|Importing and exporting recyclables: environmental and economic
A great deal of international post-consumer materials trade takes place
between developing countries. For example, the trade in waste paper and
boxboard is in some cases many decades old (e.g., imports by the paper
industry in India). Plastics, clothing, old machinery, and construction
materials also are frequently traded internationally.
Unfortunately, two problems regarding the safety of imported
recyclables have been documented:
- mixed materials, which are thought to be clean, sometimes contain
toxic substances; and
- hazardous wastes have deliberately been mixed with the exported
In developing countries, environmentalists have objected to imports of
mixed plastics and containers that have not been thoroughly cleaned. Some
governments have intervened with import bans designed to prevent the
deceptive or inadvertent import of hazardous and contaminated wastes. On
the other hand, fearing that the agreement also will inhibit export of
safe recyclables, countries like Canada have questioned the Basel
Convention on trade in hazardous wastes, which came into effect in 1992.

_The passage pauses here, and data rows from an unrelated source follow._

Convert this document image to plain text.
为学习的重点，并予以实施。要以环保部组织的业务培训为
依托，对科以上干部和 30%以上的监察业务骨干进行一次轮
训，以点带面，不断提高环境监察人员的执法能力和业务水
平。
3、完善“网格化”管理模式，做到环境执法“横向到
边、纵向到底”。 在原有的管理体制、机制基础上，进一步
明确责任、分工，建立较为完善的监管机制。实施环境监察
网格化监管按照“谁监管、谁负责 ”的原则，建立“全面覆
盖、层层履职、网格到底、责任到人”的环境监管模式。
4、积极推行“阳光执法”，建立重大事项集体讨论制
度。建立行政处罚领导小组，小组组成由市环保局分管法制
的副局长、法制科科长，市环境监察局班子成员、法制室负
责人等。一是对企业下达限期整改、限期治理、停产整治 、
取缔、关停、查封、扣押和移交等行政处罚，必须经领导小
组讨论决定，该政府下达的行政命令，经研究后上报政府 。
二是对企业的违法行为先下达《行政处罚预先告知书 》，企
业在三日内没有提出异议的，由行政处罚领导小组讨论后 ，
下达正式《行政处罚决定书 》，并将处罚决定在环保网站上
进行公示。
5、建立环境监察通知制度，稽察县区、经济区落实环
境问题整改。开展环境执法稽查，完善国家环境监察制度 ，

Imports, even of clean recyclables, may have adverse economic impacts
in developing countries. Organizations of pickers and traders have
protested the impact of better quality used materials on their profits.

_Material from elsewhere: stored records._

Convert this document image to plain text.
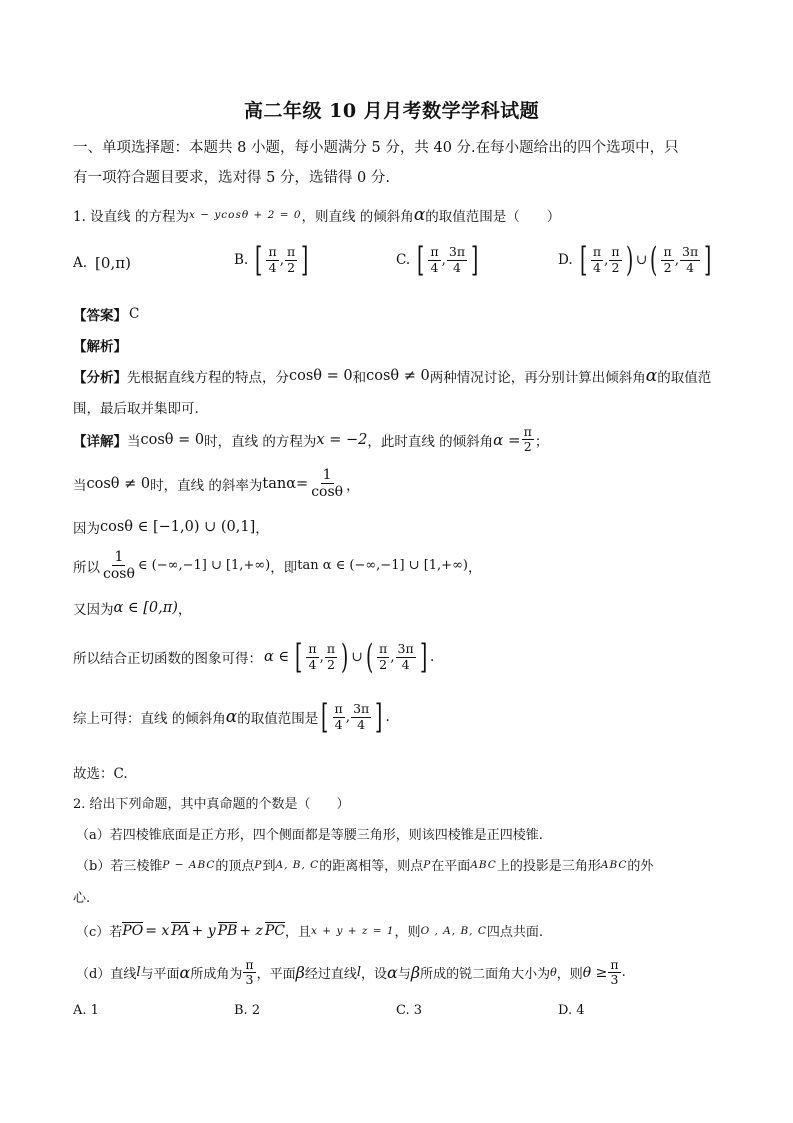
高二年级 10 月月考数学学科试题
一、单项选择题：本题共 8 小题，每小题满分 5 分，共 40 分.在每小题给出的四个选项中，只
有一项符合题目要求，选对得 5 分，选错得 0 分.
1. 设直线 的方程为 x − ycosθ + 2 = 0 ，则直线 的倾斜角 α 的取值范围是（　　）
A. [0,π)	B. [ $\frac{\pi}{4}$ , $\frac{\pi}{2}$ ]	C. [ $\frac{\pi}{4}$ , $\frac{3\pi}{4}$ ]	D. [ $\frac{\pi}{4}$ , $\frac{\pi}{2}$ ) ∪ ( $\frac{\pi}{2}$ , $\frac{3\pi}{4}$ ]
【答案】 C
【解析】
【分析】 先根据直线方程的特点，分 cosθ = 0 和 cosθ ≠ 0 两种情况讨论，再分别计算出倾斜角 α 的取值范
围，最后取并集即可.
【详解】 当 cosθ = 0 时，直线 的方程为 x = −2 ，此时直线 的倾斜角 $\alpha = \frac{\pi}{2}$ ；
当 cosθ ≠ 0 时，直线 的斜率为 $\tan\alpha= \frac{1}{\cos\theta}$ ，
因为 cosθ ∈ [−1,0) ∪ (0,1] ，
所以 $\frac{1}{\cos\theta}$ ∈ (−∞,−1] ∪ [1,+∞) ，即 tan α ∈ (−∞,−1] ∪ [1,+∞) ，
又因为 α ∈ [0,π) ，
所以结合正切函数的图象可得： α ∈ [ $\frac{\pi}{4}$ , $\frac{\pi}{2}$ ) ∪ ( $\frac{\pi}{2}$ , $\frac{3\pi}{4}$ ] .
综上可得：直线 的倾斜角 α 的取值范围是 [ $\frac{\pi}{4}$ , $\frac{3\pi}{4}$ ] .
故选：C.
2. 给出下列命题，其中真命题的个数是（　　）
（a）若四棱锥底面是正方形，四个侧面都是等腰三角形，则该四棱锥是正四棱锥.
（b）若三棱锥 P − ABC 的顶点 P 到 A, B, C 的距离相等，则点 P 在平面 ABC 上的投影是三角形 ABC 的外
心.
（c）若 PO = x PA + y PB + z PC ，且 x + y + z = 1 ，则 O , A, B, C 四点共面.
（d）直线 l 与平面 α 所成角为 $\frac{\pi}{3}$ ，平面 β 经过直线 l ，设 α 与 β 所成的锐二面角大小为 θ ，则 $\theta \ge \frac{\pi}{3}$ .
A. 1	B. 2	C. 3	D. 4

One official response has been trade restrictions designed to protect some
industries, such as clothing manufacturing, by banning the import of used
clothes (India, China).
If newly industrializing countries wish to import secondary materials
for their recycling industries, government, industry, labor organizations,
and social service groups need to weigh the costs and benefits for the
economy and society. Spokespeople for underprivileged workers should be
included in decision making among stakeholders.